While many of us only reach for our bottles of dye when faced with short-striking bass, Lane has developed a solid soft plastic dyeing system that produces more bites and bigger fish.


Throughout most of the country, prespawn water clarity is often limited. With abundant winter precipitation muddying many fisheries, Lane looks to a specific dye color to combat the cold, murky water.

“If I’m fishing dirty water in the 50-degree range, I put orange dye on all of my plastics,” Lane said. “More times than not, I catch prespawn fish that spit up orange and red crawfish pinchers, which tells me they’re primarily feeding on crawfish.”

Not only does Lane look for crawfish in the mouths of these bass, but he also inspects the color of their mouths. When he notices their crushers and teeth stained red or yellow, he knows it’s time to break out the orange dye.

“Whether I’m flipping and pitching a Big Bite Baits Russ Lane YoDaddy or using a Big Bite Baits Chunk, I just dip the pinchers in the dye,” Lane said. “It’s a perfect imitation of a crawfish and it gets me a ton of extra bites.”


When the water temperature hits the 60-degree mark and the bass start to get locked onto their beds, Lane still dyes his plastics, but he opts for a different color. Although it’s a subtle change, it makes a big difference in his success.

“I use chartreuse dye on all of my plastics when I’m bed fishing,” Lane said. “Just a little bit of chartreuse on the tail helps trigger a lot of aggression from bass protecting their beds from bluegill and bream.”

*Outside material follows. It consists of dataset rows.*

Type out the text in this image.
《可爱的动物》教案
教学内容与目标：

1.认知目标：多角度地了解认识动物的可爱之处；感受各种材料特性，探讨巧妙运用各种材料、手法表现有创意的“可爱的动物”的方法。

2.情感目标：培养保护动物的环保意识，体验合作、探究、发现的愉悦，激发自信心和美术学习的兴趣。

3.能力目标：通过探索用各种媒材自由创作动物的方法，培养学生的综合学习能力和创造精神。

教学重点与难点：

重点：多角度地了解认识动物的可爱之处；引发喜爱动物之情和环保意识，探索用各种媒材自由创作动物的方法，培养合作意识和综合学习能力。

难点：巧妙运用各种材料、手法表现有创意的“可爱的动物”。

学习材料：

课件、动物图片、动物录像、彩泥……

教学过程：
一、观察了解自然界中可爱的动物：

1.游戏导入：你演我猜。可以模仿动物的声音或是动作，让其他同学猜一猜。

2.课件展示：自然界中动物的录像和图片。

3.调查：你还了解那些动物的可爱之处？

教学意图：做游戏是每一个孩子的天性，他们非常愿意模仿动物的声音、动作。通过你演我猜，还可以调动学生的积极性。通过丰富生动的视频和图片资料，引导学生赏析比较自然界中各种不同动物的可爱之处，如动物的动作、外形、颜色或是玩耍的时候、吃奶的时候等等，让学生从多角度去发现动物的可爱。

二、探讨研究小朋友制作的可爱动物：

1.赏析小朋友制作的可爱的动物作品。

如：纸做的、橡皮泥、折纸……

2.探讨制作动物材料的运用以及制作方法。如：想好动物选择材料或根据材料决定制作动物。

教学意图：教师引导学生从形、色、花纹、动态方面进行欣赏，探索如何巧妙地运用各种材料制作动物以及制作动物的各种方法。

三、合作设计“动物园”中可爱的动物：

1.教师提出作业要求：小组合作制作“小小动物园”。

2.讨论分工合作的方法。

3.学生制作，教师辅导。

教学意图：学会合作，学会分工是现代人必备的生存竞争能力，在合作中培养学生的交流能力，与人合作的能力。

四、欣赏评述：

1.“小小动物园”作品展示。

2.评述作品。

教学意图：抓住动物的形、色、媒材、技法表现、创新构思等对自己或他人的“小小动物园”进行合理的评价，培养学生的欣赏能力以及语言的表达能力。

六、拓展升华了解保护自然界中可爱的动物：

While the chartreuse dye generates more aggressive strikes from bedding fish, it also aids in his ability to see the bait. Dark-colored soft plastics can be tough to see when bed fishing, but the added color helps Lane detect bites faster, resulting in more fish catches.

Post spawn

As the bass finish spawning, sunfish, such as bream and shell crackers, move into the shallows to do the very same thing. During this time period, Lane continues using chartreuse dye, but for a very different reason.

“When sunfish get on bed, their colors get really bright and their yellow tails are highly visible,” Lane said. “Female post spawn bass will often stay in the shallows to feed on them, so a Big Bite Baits WarMouth or Big Bite Baits Russ Lane Coontail Worm with a chartreuse-dyed tail fished around bluegill beds is a great way to catch some big post spawn bass.”

As spring winds down, Lane still utilizes chartreuse dye, but becomes more selective. When the bass first move to their summer dwellings, such as humps and river ledges, a Big Bites Kreit Tail Worm dipped in chartreuse works wonders for him.

“If the water clarity is less than 2 feet, I always use chartreuse dye to give the bass a better look at the bait,” Lane said. “In clear water, however, I prefer more natural colors unless there’s a lot of cloud cover.”

As you knock the dust off of your fishing gear this spring and head out to enjoy warmer temperatures and spawning bass, make sure to remember your soft plastic dye—sometimes the smallest modifications yield the biggest results.